La confiance en l’humanité, c’est déjà ce qui ressort d’un récit de Jean Giono, publié au siècle dernier : L’Homme Qui Plantait Des Arbres.
Avec l’admirable style littéraire qui le caractérise, Giono nous parle d’une rencontre imprévue en pleine nature avec un berger. Ce berger d’environ 50 ans a perdu sa femme et son fils et il vit désormais seul et « il avait jugé que ce pays mourait par manque d’arbres ».
Il ajouta que, n’ayant pas d’occupations très importantes, il avait résolu de remédier à cet état de choses.

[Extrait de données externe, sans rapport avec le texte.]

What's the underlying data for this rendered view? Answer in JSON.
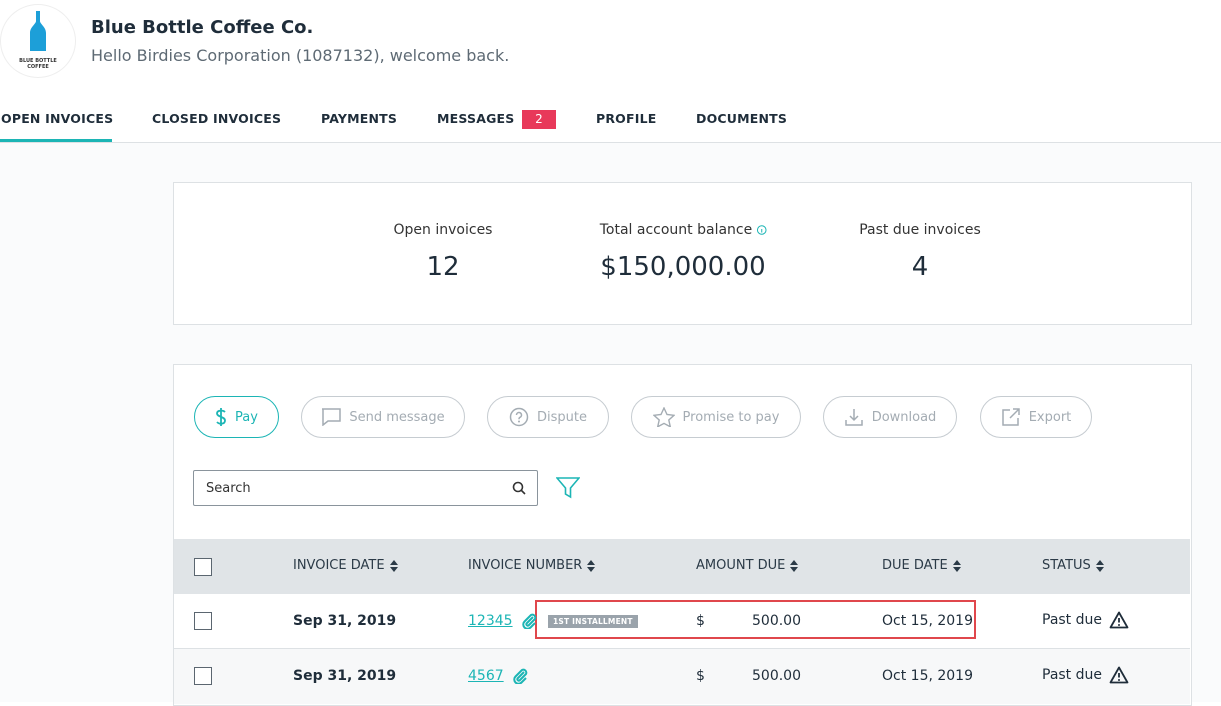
{
  "header": {
    "logo_lines": [
      "BLUE BOTTLE",
      "COFFEE"
    ],
    "company": "Blue Bottle Coffee Co.",
    "welcome": "Hello Birdies Corporation (1087132), welcome back."
  },
  "tabs": [
    {
      "label": "OPEN INVOICES"
    },
    {
      "label": "CLOSED INVOICES"
    },
    {
      "label": "PAYMENTS"
    },
    {
      "label": "MESSAGES",
      "badge": 2
    },
    {
      "label": "PROFILE"
    },
    {
      "label": "DOCUMENTS"
    }
  ],
  "summary": [
    {
      "label": "Open invoices",
      "value": "12"
    },
    {
      "label": "Total account balance",
      "value": "$150,000.00"
    },
    {
      "label": "Past due invoices",
      "value": "4"
    }
  ],
  "actions": [
    "Pay",
    "Send message",
    "Dispute",
    "Promise to pay",
    "Download",
    "Export"
  ],
  "search_placeholder": "Search",
  "table": {
    "columns": [
      "INVOICE DATE",
      "INVOICE NUMBER",
      "AMOUNT DUE",
      "DUE DATE",
      "STATUS"
    ],
    "rows": [
      {
        "invoice_date": "Sep 31, 2019",
        "invoice_number": "12345",
        "tag": "1ST INSTALLMENT",
        "currency": "$",
        "amount": "500.00",
        "due_date": "Oct 15, 2019",
        "status": "Past due"
      },
      {
        "invoice_date": "Sep 31, 2019",
        "invoice_number": "4567",
        "currency": "$",
        "amount": "500.00",
        "due_date": "Oct 15, 2019",
        "status": "Past due"
      }
    ]
  }
}
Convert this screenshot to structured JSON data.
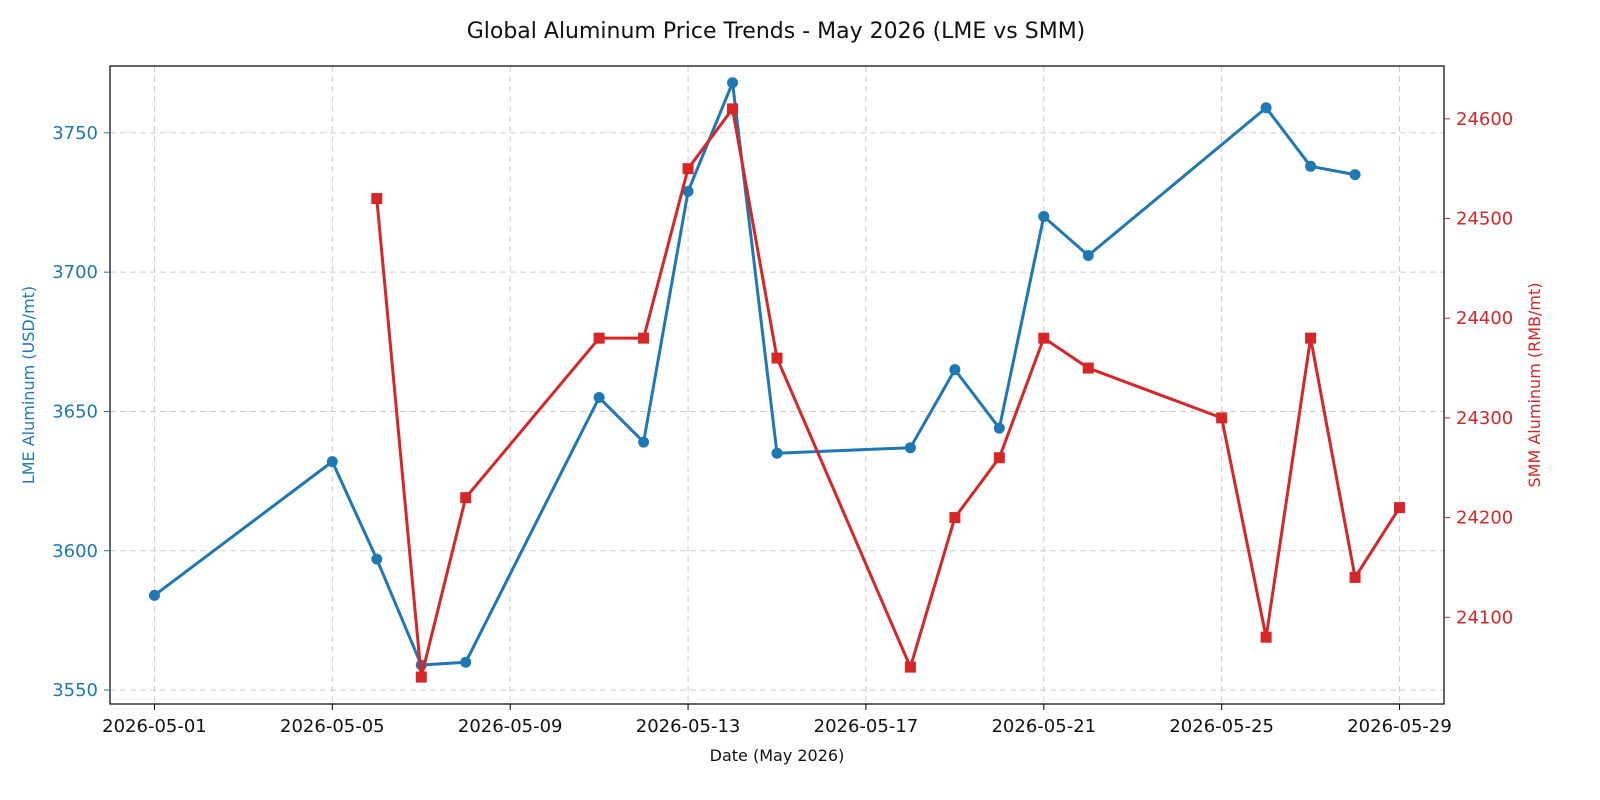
{
  "chart_data": {
    "type": "line",
    "title": "Global Aluminum Price Trends - May 2026 (LME vs SMM)",
    "xlabel": "Date (May 2026)",
    "ylabel_left": "LME Aluminum (USD/mt)",
    "ylabel_right": "SMM Aluminum (RMB/mt)",
    "x_ticks": [
      "2026-05-01",
      "2026-05-05",
      "2026-05-09",
      "2026-05-13",
      "2026-05-17",
      "2026-05-21",
      "2026-05-25",
      "2026-05-29"
    ],
    "y_left_ticks": [
      3550,
      3600,
      3650,
      3700,
      3750
    ],
    "y_right_ticks": [
      24100,
      24200,
      24300,
      24400,
      24500,
      24600
    ],
    "xlim": [
      "2026-04-30",
      "2026-05-30"
    ],
    "ylim_left": [
      3545,
      3774
    ],
    "ylim_right": [
      24013,
      24653
    ],
    "grid": true,
    "series": [
      {
        "axis": "left",
        "color": "#1f77b4",
        "marker": "circle",
        "points": [
          {
            "x": "2026-05-01",
            "y": 3584
          },
          {
            "x": "2026-05-05",
            "y": 3632
          },
          {
            "x": "2026-05-06",
            "y": 3597
          },
          {
            "x": "2026-05-07",
            "y": 3559
          },
          {
            "x": "2026-05-08",
            "y": 3560
          },
          {
            "x": "2026-05-11",
            "y": 3655
          },
          {
            "x": "2026-05-12",
            "y": 3639
          },
          {
            "x": "2026-05-13",
            "y": 3729
          },
          {
            "x": "2026-05-14",
            "y": 3768
          },
          {
            "x": "2026-05-15",
            "y": 3635
          },
          {
            "x": "2026-05-18",
            "y": 3637
          },
          {
            "x": "2026-05-19",
            "y": 3665
          },
          {
            "x": "2026-05-20",
            "y": 3644
          },
          {
            "x": "2026-05-21",
            "y": 3720
          },
          {
            "x": "2026-05-22",
            "y": 3706
          },
          {
            "x": "2026-05-26",
            "y": 3759
          },
          {
            "x": "2026-05-27",
            "y": 3738
          },
          {
            "x": "2026-05-28",
            "y": 3735
          }
        ]
      },
      {
        "axis": "right",
        "color": "#d62728",
        "marker": "square",
        "points": [
          {
            "x": "2026-05-06",
            "y": 24520
          },
          {
            "x": "2026-05-07",
            "y": 24040
          },
          {
            "x": "2026-05-08",
            "y": 24220
          },
          {
            "x": "2026-05-11",
            "y": 24380
          },
          {
            "x": "2026-05-12",
            "y": 24380
          },
          {
            "x": "2026-05-13",
            "y": 24550
          },
          {
            "x": "2026-05-14",
            "y": 24610
          },
          {
            "x": "2026-05-15",
            "y": 24360
          },
          {
            "x": "2026-05-18",
            "y": 24050
          },
          {
            "x": "2026-05-19",
            "y": 24200
          },
          {
            "x": "2026-05-20",
            "y": 24260
          },
          {
            "x": "2026-05-21",
            "y": 24380
          },
          {
            "x": "2026-05-22",
            "y": 24350
          },
          {
            "x": "2026-05-25",
            "y": 24300
          },
          {
            "x": "2026-05-26",
            "y": 24080
          },
          {
            "x": "2026-05-27",
            "y": 24380
          },
          {
            "x": "2026-05-28",
            "y": 24140
          },
          {
            "x": "2026-05-29",
            "y": 24210
          }
        ]
      }
    ]
  }
}
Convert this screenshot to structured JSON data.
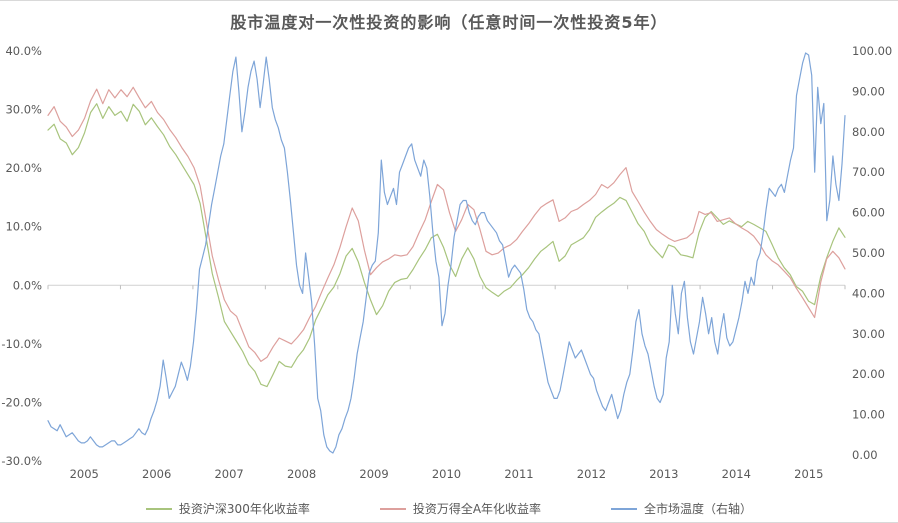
{
  "title": "股市温度对一次性投资的影响（任意时间一次性投资5年）",
  "chart_data": {
    "type": "line",
    "title": "股市温度对一次性投资的影响（任意时间一次性投资5年）",
    "x_start": "2005-01",
    "x_end": "2015-12",
    "x_tick_labels": [
      "2005",
      "2006",
      "2007",
      "2008",
      "2009",
      "2010",
      "2011",
      "2012",
      "2013",
      "2014",
      "2015"
    ],
    "left_axis": {
      "min": -30,
      "max": 40,
      "unit": "%",
      "tick_values": [
        40,
        30,
        20,
        10,
        0,
        -10,
        -20,
        -30
      ],
      "tick_labels": [
        "40.0%",
        "30.0%",
        "20.0%",
        "10.0%",
        "0.0%",
        "-10.0%",
        "-20.0%",
        "-30.0%"
      ]
    },
    "right_axis": {
      "min": 0,
      "max": 100,
      "tick_values": [
        100,
        90,
        80,
        70,
        60,
        50,
        40,
        30,
        20,
        10,
        0
      ],
      "tick_labels": [
        "100.00",
        "90.00",
        "80.00",
        "70.00",
        "60.00",
        "50.00",
        "40.00",
        "30.00",
        "20.00",
        "10.00",
        "0.00"
      ]
    },
    "grid": "zero-line-only",
    "legend_position": "bottom-center",
    "series": [
      {
        "name": "投资沪深300年化收益率",
        "axis": "left",
        "color": "#a8c47d",
        "sampling": "monthly 2005-01..2015-12, annualized % read from chart",
        "values": [
          26.5,
          27.5,
          25.0,
          24.3,
          22.3,
          23.5,
          26.0,
          29.5,
          31.0,
          28.5,
          30.5,
          29.0,
          29.7,
          28.0,
          30.9,
          29.7,
          27.4,
          28.6,
          27.1,
          25.7,
          23.7,
          22.3,
          20.6,
          18.9,
          17.2,
          14.0,
          8.0,
          2.0,
          -2.0,
          -6.2,
          -7.9,
          -9.6,
          -11.3,
          -13.5,
          -14.7,
          -16.9,
          -17.3,
          -15.2,
          -13.0,
          -13.8,
          -14.0,
          -12.3,
          -11.0,
          -9.0,
          -5.9,
          -3.8,
          -1.6,
          -0.3,
          2.0,
          5.0,
          6.3,
          4.0,
          0.5,
          -2.5,
          -5.0,
          -3.5,
          -1.0,
          0.5,
          1.0,
          1.2,
          2.7,
          4.5,
          6.1,
          8.1,
          8.7,
          6.5,
          3.5,
          1.5,
          4.5,
          6.4,
          4.5,
          1.5,
          -0.4,
          -1.2,
          -1.9,
          -1.0,
          -0.4,
          0.8,
          1.8,
          3.0,
          4.5,
          5.8,
          6.6,
          7.5,
          4.1,
          5.0,
          6.9,
          7.5,
          8.1,
          9.5,
          11.6,
          12.5,
          13.3,
          14.0,
          15.0,
          14.5,
          12.5,
          10.5,
          9.2,
          7.0,
          5.8,
          4.7,
          6.9,
          6.5,
          5.2,
          5.0,
          4.7,
          9.0,
          11.6,
          12.6,
          11.5,
          10.4,
          11.0,
          10.5,
          10.0,
          10.9,
          10.4,
          9.8,
          9.2,
          7.0,
          4.7,
          3.0,
          1.8,
          -0.2,
          -1.0,
          -2.7,
          -3.3,
          1.5,
          4.7,
          7.5,
          9.8,
          8.2
        ]
      },
      {
        "name": "投资万得全A年化收益率",
        "axis": "left",
        "color": "#dda09d",
        "sampling": "monthly 2005-01..2015-12, annualized % read from chart",
        "values": [
          29.0,
          30.5,
          28.0,
          27.0,
          25.4,
          26.5,
          28.5,
          31.5,
          33.5,
          31.0,
          33.4,
          32.0,
          33.4,
          32.2,
          33.8,
          32.0,
          30.3,
          31.4,
          29.5,
          28.3,
          26.6,
          25.2,
          23.5,
          22.0,
          20.1,
          17.0,
          11.0,
          5.0,
          1.0,
          -2.5,
          -4.4,
          -5.3,
          -7.9,
          -10.5,
          -11.5,
          -13.0,
          -12.3,
          -10.5,
          -9.0,
          -9.5,
          -10.0,
          -8.9,
          -7.6,
          -5.5,
          -3.6,
          -1.1,
          1.3,
          3.5,
          6.5,
          10.0,
          13.2,
          11.0,
          6.0,
          1.8,
          3.0,
          4.0,
          4.5,
          5.2,
          5.0,
          5.2,
          6.6,
          9.0,
          11.2,
          14.3,
          17.2,
          16.3,
          12.4,
          9.2,
          11.2,
          13.8,
          12.9,
          9.5,
          5.8,
          5.2,
          5.5,
          6.4,
          6.9,
          7.8,
          9.2,
          10.5,
          12.0,
          13.3,
          14.0,
          14.6,
          10.9,
          11.5,
          12.6,
          13.0,
          13.8,
          14.5,
          15.5,
          17.2,
          16.6,
          17.5,
          18.9,
          20.1,
          16.0,
          14.3,
          12.5,
          10.9,
          9.5,
          8.7,
          8.0,
          7.5,
          7.8,
          8.1,
          9.0,
          12.6,
          12.1,
          12.4,
          10.9,
          11.2,
          11.5,
          10.5,
          9.8,
          9.2,
          8.4,
          7.0,
          5.2,
          4.2,
          3.5,
          2.4,
          1.3,
          -0.5,
          -2.1,
          -3.8,
          -5.5,
          0.5,
          4.5,
          5.8,
          4.7,
          2.8
        ]
      },
      {
        "name": "全市场温度（右轴）",
        "axis": "right",
        "color": "#7ea5d8",
        "sampling": "semi-monthly 2005-01..2015-12, temperature 0-100 read from chart",
        "values": [
          8.5,
          7,
          6.5,
          6,
          7.5,
          6,
          4.5,
          5,
          5.5,
          4.5,
          3.5,
          3,
          3,
          3.5,
          4.5,
          3.5,
          2.5,
          2,
          2,
          2.5,
          3,
          3.5,
          3.5,
          2.5,
          2.5,
          3,
          3.5,
          4,
          4.5,
          5.5,
          6.5,
          5.5,
          5,
          6.5,
          9,
          11,
          13.5,
          17,
          23.5,
          19,
          14,
          15.5,
          17,
          20,
          23,
          21,
          18.5,
          22,
          28,
          36,
          46,
          49,
          52,
          57,
          62,
          66,
          70,
          74,
          77,
          83,
          89,
          95,
          98.5,
          90,
          80,
          85,
          91,
          95,
          97.5,
          93,
          86,
          92,
          98.5,
          93,
          86,
          83,
          81,
          78,
          76,
          70,
          63,
          55,
          47,
          42,
          40,
          50,
          44,
          38,
          27,
          14,
          11,
          5,
          2,
          1,
          0.5,
          2,
          5,
          6.5,
          9,
          11,
          14,
          19,
          25,
          29,
          33,
          39,
          45,
          47,
          48,
          55,
          73,
          65,
          62,
          64,
          66,
          62,
          70,
          72,
          74,
          76,
          77,
          73,
          71,
          69,
          73,
          71,
          64,
          55,
          48,
          44,
          32,
          35,
          42,
          47,
          54,
          58,
          62,
          63,
          63,
          60,
          58,
          57,
          59,
          60,
          60,
          58,
          57,
          56,
          55,
          53,
          52,
          48,
          44,
          46,
          47,
          46,
          45,
          41,
          36,
          34,
          33,
          31,
          30,
          26,
          22,
          18,
          16,
          14,
          14,
          16,
          20,
          24,
          28,
          26,
          24,
          25,
          26,
          24,
          22,
          20,
          19,
          16,
          14,
          12,
          11,
          13,
          15,
          12,
          9,
          11,
          15,
          18,
          20,
          26,
          33,
          36,
          30,
          27,
          25,
          21,
          17,
          14,
          13,
          15,
          24,
          28,
          42,
          35,
          30,
          40,
          43,
          34,
          28,
          25,
          29,
          33,
          39,
          35,
          30,
          34,
          28,
          25,
          31,
          35,
          29,
          27,
          28,
          31,
          34,
          38,
          43,
          40,
          44,
          42,
          48,
          50,
          55,
          61,
          66,
          65,
          64,
          66,
          67,
          65,
          69,
          73,
          76,
          89,
          93,
          97,
          99.5,
          99,
          94,
          70,
          91,
          82,
          87,
          58,
          63,
          74,
          67,
          63,
          72,
          84
        ]
      }
    ]
  },
  "legend": {
    "item1": "投资沪深300年化收益率",
    "item2": "投资万得全A年化收益率",
    "item3": "全市场温度（右轴）"
  },
  "colors": {
    "csi300_line": "#a8c47d",
    "wind_all_a_line": "#dda09d",
    "temperature_line": "#7ea5d8",
    "axis_text": "#595959",
    "zero_line": "#d1d1d1",
    "border_rule": "#d9d9d9"
  }
}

Nous revoilà exactement parmi certains « témoins » interviewés dans le film Demain. Ils n’ont pas compté sur les autres pour agir et ils n’ont pas non plus voulu sauver le monde, juste un petit coin de terre. Ce sont ces gens-là qu’Alexandre Jardin veut mettre en valeur : « les faiseux ». Giono les appelle « les caractères inoubliables ». Ce sont des gens comme ceux-là qu’Arnaud Montebourg souhaite aider et sur lesquels il souhaite s’appuyer parce qu’il a compris que là résidait l’efficacité des actions. La solution ne réside pas dans les grands projets démesurés qui n’arrivent pas à leur terme, elle n’est pas apportée par les élites, la solution est multiple, et elle vient de la base, du peuple, des individus lambdas.
Dans le film Demain, on nous parle aussi des lourdeurs administratives qu’il a fallu contourner. Giono nous dit un peu la même chose :
Les chasseurs qui montaient dans ces solitudes […] avaient bien constaté le foisonnement de petits arbres mais ils l’avaient mis sur le compte des malices naturelles de la terre. C’est pourquoi personne ne touchait à l’œuvre de cet homme. Si on l’avait soupçonné, on l’aurait contrarié. Il était insoupçonnable. Qui aurait pu imaginer […] une telle obstination dans la générosité la plus magnifique.
Demain, peut-être, ces « caractères », ces hommes et femmes de bonne volonté, ces « faiseux » seront encore plus nombreux. Demain, mais pas après-demain, il ne nous reste plus beaucoup de temps. Il ne s’agit pas de sauver la planète, la planète s’en sortira de toutes façons, il s’agit de sauver l’humanité. Et quand on regarde un enfant, avec tout ce qu’il a de promesses dans le regard, on se dit que cela vaut la peine…
Et Saint François alors, dont la petite chapelle toscane est en photo au début de cet article ?
Saint François d’Assise considérait chaque habitant ou entité de la nature comme un membre de sa famille. Pour mon amie Fiorenza qui m’a emmenée sur le chemin qu’avait foulé cet homme du XIIIème siècle, je conclus par un texte d’Edmond Rostand : Chant du soir des petits oiseaux, qui se termine ainsi :
Seigneur, si l’homme injuste, en nous jetant des pierres,
Nous paye de l’avoir entouré de chansons
Et d’avoir disputé son pain aux charançons,
Si dans quelque filet notre famille est prise,
Faites-nous souvenir de Saint François d’Assise,
Et qu’il faut pardonner à l’homme ses réseaux
Parce qu’un homme a dit : « mes frères les oiseaux ».